In practice, it is rather more complicated than this, but in theory, insurance boils down to collecting enough contributions from everyone involved to be able to cover the claims from the same group of people. The starting point of the system is the principle of solidarity. Everyone contributes their premiums in order to be able to pay out the claims from anyone. The cost versus the risk of a claim is, so to speak, spread across everyone who is involved. In this sense, insurance is therefore theoretically always cheaper than being prepared to pay up for your own claims.
Under ideal circumstances, premiums and claims are nicely balanced. But unfortunately, insurance is not an exact science. Insurers have to try and estimate the frequency and size of claims as accurately as possible. To do so, they rely on statistics and the calculation of probabilities. Based on these estimates, they decide on the level of premiums needed in order to be able to apply a fair allocation key. However: each of the policyholders only wants to contribute to the common system in proportion to his or her own risk. It is obvious that a small jeweller should pay a lower premium than a large jeweller.
The insurer’s earnings therefore depend on the level of claims. If the total amount of claims in a year is higher than originally estimated, then the insurer makes a loss. If the total claims are lower, then they make a profit. Every year is different. Specialist insurers therefore look at their results over the long term. The principle of taking a long-term view can best be compared to the Biblical tale of the 7 fat years and the 7 lean years in Egypt, that you may remember from your school days.
Specialist insurers try to maintain their premiums at the status quo in both fat and lean years.
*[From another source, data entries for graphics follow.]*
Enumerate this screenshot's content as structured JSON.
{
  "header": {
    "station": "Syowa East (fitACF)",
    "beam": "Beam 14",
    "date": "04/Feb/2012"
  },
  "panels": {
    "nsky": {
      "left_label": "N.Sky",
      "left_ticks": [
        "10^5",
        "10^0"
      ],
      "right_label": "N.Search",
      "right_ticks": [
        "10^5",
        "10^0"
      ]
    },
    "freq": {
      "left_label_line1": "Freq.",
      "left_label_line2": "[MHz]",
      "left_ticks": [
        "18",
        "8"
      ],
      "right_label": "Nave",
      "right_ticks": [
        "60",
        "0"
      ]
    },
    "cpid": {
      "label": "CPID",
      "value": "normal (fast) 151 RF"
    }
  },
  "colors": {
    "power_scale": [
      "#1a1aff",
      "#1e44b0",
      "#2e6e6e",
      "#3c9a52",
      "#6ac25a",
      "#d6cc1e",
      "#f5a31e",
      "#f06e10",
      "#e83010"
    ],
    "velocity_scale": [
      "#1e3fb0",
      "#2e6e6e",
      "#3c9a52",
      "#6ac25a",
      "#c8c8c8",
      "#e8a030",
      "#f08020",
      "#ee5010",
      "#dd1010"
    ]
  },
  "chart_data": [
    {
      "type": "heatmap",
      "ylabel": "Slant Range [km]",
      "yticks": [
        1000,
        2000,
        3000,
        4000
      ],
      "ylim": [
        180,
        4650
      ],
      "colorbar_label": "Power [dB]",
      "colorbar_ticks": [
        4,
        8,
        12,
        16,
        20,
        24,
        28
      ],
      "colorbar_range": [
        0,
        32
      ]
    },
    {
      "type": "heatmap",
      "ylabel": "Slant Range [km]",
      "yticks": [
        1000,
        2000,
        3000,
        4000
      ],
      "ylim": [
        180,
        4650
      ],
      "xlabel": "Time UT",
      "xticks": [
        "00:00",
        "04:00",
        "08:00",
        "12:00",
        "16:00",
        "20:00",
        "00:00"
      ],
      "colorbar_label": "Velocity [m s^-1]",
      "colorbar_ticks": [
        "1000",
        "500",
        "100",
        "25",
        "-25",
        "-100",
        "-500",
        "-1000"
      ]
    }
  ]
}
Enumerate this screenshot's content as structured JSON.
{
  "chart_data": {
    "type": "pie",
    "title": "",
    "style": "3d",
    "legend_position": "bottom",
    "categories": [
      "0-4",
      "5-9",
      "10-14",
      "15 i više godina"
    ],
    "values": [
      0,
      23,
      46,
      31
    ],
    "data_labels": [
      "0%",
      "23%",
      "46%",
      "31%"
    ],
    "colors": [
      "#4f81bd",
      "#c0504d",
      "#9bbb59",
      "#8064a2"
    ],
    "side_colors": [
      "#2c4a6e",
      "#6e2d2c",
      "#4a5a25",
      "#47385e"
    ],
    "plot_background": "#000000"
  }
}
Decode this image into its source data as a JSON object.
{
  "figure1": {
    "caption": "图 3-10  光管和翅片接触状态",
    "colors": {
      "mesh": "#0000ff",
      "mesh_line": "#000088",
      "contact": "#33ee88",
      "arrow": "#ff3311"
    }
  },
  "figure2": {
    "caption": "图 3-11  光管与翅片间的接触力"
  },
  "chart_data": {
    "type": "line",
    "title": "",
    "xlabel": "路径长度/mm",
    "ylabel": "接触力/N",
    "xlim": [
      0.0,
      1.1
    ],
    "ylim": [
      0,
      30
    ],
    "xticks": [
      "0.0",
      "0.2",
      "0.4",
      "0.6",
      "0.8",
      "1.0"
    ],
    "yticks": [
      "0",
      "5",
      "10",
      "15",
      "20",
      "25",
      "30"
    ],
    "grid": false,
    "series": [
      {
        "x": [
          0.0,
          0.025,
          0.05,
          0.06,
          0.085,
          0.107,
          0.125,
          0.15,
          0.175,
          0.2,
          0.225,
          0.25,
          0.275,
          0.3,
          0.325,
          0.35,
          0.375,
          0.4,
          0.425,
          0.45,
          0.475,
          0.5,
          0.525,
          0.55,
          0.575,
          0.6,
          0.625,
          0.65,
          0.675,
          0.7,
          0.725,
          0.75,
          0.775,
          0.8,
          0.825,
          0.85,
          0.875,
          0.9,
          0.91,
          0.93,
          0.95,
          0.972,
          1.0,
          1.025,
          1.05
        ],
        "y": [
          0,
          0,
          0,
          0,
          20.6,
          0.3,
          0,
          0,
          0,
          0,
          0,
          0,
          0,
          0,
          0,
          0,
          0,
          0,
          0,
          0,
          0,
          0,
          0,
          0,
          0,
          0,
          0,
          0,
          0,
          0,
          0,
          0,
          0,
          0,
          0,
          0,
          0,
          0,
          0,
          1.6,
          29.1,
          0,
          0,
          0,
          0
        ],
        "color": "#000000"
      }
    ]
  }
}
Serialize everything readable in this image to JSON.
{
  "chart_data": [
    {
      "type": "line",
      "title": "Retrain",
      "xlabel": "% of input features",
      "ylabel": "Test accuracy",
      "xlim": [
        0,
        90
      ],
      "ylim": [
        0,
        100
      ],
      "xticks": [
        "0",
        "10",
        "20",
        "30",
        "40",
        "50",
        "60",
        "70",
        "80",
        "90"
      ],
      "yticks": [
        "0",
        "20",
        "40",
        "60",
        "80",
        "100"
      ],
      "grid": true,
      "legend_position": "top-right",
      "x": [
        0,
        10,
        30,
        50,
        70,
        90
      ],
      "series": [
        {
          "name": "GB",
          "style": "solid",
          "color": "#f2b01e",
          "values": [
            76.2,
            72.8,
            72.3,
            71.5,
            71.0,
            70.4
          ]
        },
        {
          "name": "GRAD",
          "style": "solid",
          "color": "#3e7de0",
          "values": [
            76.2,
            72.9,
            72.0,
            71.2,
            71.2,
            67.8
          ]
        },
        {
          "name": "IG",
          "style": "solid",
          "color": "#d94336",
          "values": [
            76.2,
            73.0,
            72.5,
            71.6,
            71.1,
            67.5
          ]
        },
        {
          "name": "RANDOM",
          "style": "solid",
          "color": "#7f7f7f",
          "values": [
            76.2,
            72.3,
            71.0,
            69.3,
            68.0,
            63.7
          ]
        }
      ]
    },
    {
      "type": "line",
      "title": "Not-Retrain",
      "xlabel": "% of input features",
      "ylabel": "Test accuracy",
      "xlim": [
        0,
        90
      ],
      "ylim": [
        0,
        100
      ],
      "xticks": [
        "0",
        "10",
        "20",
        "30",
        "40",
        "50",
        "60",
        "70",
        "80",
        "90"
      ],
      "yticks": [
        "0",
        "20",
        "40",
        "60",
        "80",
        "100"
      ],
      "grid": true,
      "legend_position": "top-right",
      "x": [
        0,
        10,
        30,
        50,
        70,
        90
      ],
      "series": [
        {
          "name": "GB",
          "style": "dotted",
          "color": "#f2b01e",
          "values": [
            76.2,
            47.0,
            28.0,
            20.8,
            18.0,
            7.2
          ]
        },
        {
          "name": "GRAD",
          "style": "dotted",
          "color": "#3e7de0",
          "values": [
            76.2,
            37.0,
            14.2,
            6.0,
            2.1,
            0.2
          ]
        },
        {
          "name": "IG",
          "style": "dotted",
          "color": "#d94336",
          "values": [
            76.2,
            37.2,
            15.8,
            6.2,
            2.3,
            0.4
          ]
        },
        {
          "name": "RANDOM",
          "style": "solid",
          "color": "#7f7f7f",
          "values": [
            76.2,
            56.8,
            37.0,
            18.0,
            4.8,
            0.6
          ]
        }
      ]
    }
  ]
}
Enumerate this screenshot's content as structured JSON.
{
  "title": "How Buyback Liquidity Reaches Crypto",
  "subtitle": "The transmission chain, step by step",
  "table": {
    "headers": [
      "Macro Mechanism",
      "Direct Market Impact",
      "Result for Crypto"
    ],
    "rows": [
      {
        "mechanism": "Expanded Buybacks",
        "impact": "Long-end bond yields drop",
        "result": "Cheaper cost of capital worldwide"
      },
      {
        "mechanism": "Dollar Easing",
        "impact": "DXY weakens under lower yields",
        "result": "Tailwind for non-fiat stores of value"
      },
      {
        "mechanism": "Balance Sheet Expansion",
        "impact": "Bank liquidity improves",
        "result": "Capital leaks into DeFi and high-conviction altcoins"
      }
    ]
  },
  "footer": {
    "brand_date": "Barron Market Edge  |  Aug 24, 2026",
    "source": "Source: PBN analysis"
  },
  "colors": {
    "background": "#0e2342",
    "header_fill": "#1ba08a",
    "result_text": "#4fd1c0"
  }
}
This means that when things are quiet, without many claims, they are often confronted with low premiums from opportunistic insurers who try to move into the insurance market for jewellers. But as Machiavelli once put it: it is a common fault of men not to reckon on storms in fair weather. These opportunistic insurers often disappear just as fast as they sprang up.
Behind every insurance premium, there is a train of logical thinking. Based on the long-term results of various specialised insurers, you can see that from the jewellers’ point of view the current premiums are “honest” premiums. Even though, to a jeweller who has never made a claim, the premium may seem rather expensive, for a jeweller who has made a large claim it is easier to put the price of the premium in context. The important question you have to ask yourself is always: is the saving you would make on your insurance premium worth the uncertainty and worry to you, or not?